The Literacy Competition (Soapbox Series, 1)

Speak now, or forever hold your peace. Just about two weeks ago, Colleen Mondor ( Chasing Ray) observed that within the kidlit portion of the blogosphere, there have been a number of issues grabbing our attention … some of which are worth discussing more. In this post she proposed that July 20 open a week to “write about the aspects of children’s and teen publishing that frustrate [us].”  This is a chance to stand on your soapbox. So we have pulled out ours …

The Reading Tub, Inc. started out as a hobby. It offered a Stay-at-Home-Mom with an18-month-old child a chance to match her love of reading and books with her need for a creative outlet and a chance to use her brain.

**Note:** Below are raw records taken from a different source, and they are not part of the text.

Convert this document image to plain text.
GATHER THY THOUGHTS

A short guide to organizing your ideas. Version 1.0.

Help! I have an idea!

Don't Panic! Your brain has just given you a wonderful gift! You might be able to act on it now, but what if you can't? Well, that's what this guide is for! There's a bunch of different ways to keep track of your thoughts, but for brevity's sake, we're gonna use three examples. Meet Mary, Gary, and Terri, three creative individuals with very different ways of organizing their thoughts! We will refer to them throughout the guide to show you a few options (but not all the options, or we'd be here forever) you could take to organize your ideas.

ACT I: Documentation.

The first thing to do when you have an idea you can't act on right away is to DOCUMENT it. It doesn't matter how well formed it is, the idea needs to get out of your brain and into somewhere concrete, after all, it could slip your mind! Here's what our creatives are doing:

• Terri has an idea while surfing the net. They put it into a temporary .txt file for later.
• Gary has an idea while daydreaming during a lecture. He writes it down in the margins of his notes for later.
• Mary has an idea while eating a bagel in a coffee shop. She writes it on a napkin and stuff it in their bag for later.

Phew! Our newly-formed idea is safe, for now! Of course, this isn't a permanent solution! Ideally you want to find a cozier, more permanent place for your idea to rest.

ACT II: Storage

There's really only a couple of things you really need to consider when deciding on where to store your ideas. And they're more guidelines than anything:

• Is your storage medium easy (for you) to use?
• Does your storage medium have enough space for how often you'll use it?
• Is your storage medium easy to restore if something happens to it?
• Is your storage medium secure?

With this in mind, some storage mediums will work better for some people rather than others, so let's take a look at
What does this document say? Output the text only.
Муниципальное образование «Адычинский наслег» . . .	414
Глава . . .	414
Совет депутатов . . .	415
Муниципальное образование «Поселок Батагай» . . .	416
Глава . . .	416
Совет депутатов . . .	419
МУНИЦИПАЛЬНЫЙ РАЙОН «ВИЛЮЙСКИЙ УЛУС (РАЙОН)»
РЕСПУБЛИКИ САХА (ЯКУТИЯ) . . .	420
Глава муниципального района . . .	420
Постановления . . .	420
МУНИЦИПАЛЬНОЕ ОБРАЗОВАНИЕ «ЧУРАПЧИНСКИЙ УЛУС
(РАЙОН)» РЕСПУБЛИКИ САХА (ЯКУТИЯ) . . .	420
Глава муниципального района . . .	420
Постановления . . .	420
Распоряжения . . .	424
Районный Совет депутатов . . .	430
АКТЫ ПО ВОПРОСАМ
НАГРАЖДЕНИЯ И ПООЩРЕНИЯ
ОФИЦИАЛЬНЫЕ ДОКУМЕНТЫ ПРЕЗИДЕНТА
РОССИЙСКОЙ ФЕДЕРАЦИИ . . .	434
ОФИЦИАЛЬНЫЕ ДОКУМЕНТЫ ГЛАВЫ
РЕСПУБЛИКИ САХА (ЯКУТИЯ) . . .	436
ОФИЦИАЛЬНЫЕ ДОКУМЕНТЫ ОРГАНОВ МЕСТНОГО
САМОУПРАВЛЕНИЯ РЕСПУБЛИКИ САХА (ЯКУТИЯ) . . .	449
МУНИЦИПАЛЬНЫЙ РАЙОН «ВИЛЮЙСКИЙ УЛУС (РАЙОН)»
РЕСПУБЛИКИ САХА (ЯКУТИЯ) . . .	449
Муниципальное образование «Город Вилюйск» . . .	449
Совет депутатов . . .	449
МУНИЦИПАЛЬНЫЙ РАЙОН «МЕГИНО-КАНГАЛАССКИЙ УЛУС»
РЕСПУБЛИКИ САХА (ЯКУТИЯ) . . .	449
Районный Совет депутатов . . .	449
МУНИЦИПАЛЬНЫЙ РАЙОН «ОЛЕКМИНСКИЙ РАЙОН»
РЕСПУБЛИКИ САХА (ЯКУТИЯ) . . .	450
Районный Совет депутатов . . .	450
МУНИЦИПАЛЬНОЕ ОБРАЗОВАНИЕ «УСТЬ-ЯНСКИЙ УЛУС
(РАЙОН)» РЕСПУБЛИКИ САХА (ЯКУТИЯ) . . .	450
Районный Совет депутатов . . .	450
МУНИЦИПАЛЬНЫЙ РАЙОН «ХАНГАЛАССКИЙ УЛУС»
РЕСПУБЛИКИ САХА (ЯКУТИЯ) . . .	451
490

Over the last four years, I have learned a lot.  Back then, I couldn’t spell H-T-M-L. Now I can actually speak a little geek. Back then, I thought that people passionate about reading and literacy would be a collegial group. We all want to raise our children to be successful, and reading is critical to that success. When I decided to seek 501(c)(3) status and grow the literacy side of the Reading Tub’s mission, I expected to be part of a community that had ideas to share about reading with kids and helping them become independent readers. Boy, was I naïve.

I am shocked by the number of times someone has told me “you’re my competition.” Ironically enough, these aren’t product vendors, booksellers, authors, or book reviewers. They are other non-profits. Did I miss something? Aren’t we working toward creating a world that gives our children a chance to chart any course they want?

Pause. I want to say – and I will do it in capital letters if I need to – that for the most part I have found what I was expecting: people who put kids first and who want to work together for the greater good. Now continue…

I view reading as a public commodity. We need to be able to read in order to function in daily life, whether it is looking at the cans on the grocery shelf to pick potatoes (not tomatoes) or buying a car.

I have always believed there are different paths to learning to read. We are individuals. Our learning style, motivation, and likes/dislikes are different. There is no one-size-fits-all model to reading, just is there is no one, best program for dieting or breaking your smoking habit. The trigger  (that “thing” that finally got you to make the lifelong change) came from inside. Whatever approach you took worked for you …but it didn’t necessarily work for your sister.

If you want to lose weight or quit smoking, you have many choices. Companies create products – and compete with each other – to help you meet your goal. When you are talking about commercial products, you are talking about a business competition. For-profit companies are creating products to meet consumer demand based on the demographic forces of the day: studies on obesity, our obsession with being thin, studies on the health effects of smoking, etc.

There is a learning-to-read segment, too. Companies create products because they perceive consumer interest: NLCB demands on schools, parental pressures to get kids to read at early ages, academic studies on reading ability, etc. There are tools (some of them highly effective) that can help children learn to read. Some kids don’t need extra assistance, others do. The tool that worked for Sally, may not work for Betty. What turned Ben into an avid reader may have no effect on James. So yes, you need choices.

But that is commercial enterprise. When you are talking about literacy as a societal issue, though, there should be no competition. Yes, non-profits compete for dollars, too. A well run non-profit is like a commercial enterprise, except that the “profits” go to the stakeholders, not shareholders. I understand that. With more dollars, we can do more things. I get that. But we’re more than that.

Non-profits with literacy missions help the members of our community find success. We approach literacy from different angles, even within the venue of children’s literacy. We have different approaches, different audiences. For example, the Reading Tub, Inc. promotes family reading (reading out loud) and facilitates getting books to at-risk readers to help them succeed. Read Aloud Virginia promotes reading out loud (family reading) and works directly with at-risk readers and their families to give them the tools to raise successful readers. Same goals, different models.

Just as there is no one, best solution for helping someone live a healthier life, there is no single solution for promoting literacy and turning kids into successful readers. You will never reach everyone by yourself. Some day, some time, you will meet someone that doesn’t connect with your idea, approach, or answer.

So I’ll close with these questions to my “competitors.” What happens when someone who musters every ounce of courage comes to you for help? Can you offer them alternatives that might better meet them where they are? If they don’t buy into your approach do you just turn them away and wish them good luck so they don’t go to a competitor? How literate is that?!